Trap 1 — Phase vs Path Difference Confusion

Path difference $\Delta x$ and phase difference $\phi$ are related by $\phi = (2\pi/\lambda)\Delta x$ . They’re not interchangeable. If a question gives phase difference directly, don’t divide by $2\pi$ again. This error invalidates your entire calculation.

Trap 2 — Thin Film Phase Reversal

When light reflects from a denser medium, it undergoes a phase change of $\pi$ (equivalent to extra path $\lambda/2$ ). For a thin film in air: the top surface reflection gets a phase reversal, the bottom doesn’t. So the net phase difference is $2\mu t \pm \lambda/2$ . Getting this sign wrong flips constructive and destructive conditions.
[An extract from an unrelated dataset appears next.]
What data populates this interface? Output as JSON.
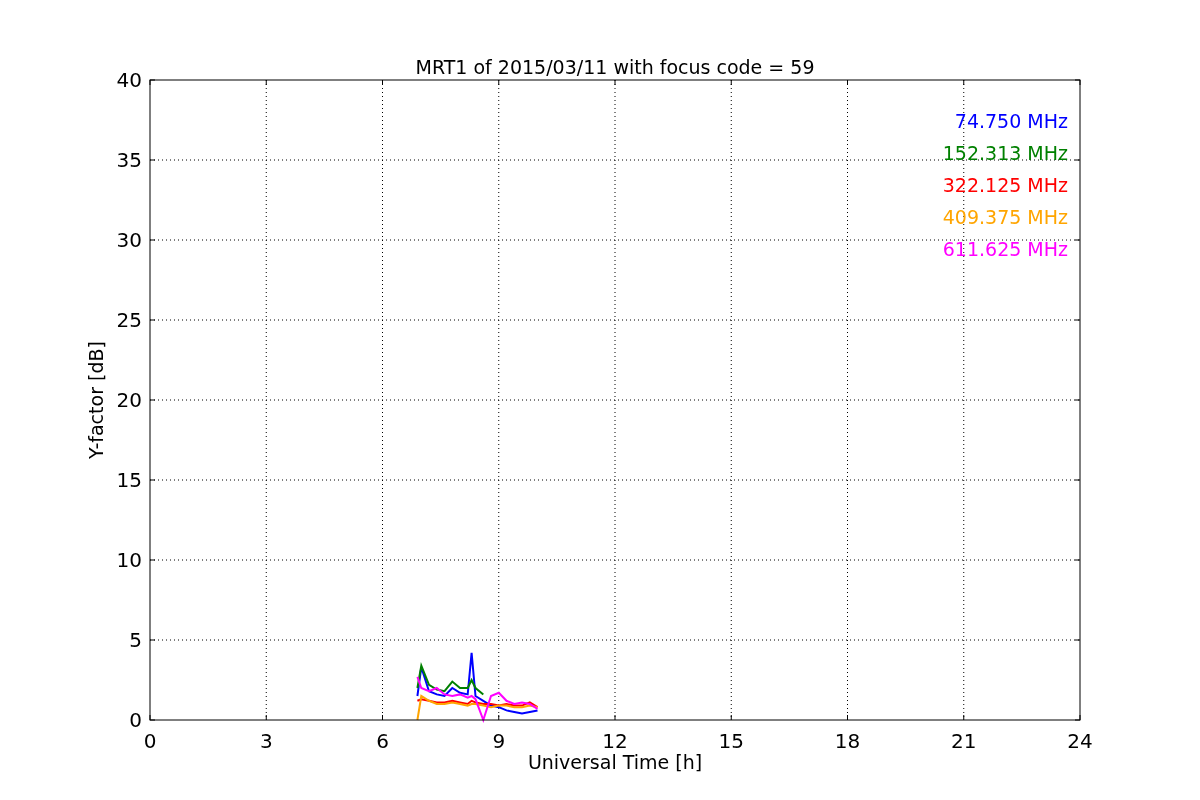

Trap 3 — Angular Width vs Linear Width

Single slit questions sometimes ask for angular width of central maximum ( $= 2\lambda/a$ ) and sometimes linear width on screen ( $= 2\lambda D/a$ ). These are different. Angular width doesn’t depend on $D$ ; linear width does. Read what the question is asking.

Trap 4 — Brewster’s Angle Is Not 45°

Students sometimes assume $\theta_B = 45°$ , which would mean $\mu = \tan 45° = 1$ — that’s vacuum, not glass. For glass ( $\mu \approx 1.5$ ), $\theta_B \approx 56°$ . Always compute from $\tan\theta_B = \mu$ .

Trap 5 — Fringe Width in a Medium

If the entire YDSE setup is immersed in a liquid of refractive index $\mu$ , the wavelength inside becomes $\lambda/\mu$ , so fringe width becomes $\beta/\mu$ . But if only the slab inside one slit changes, use the fringe shift formula — not the immersed setup formula. These are different situations that look similar in question wording.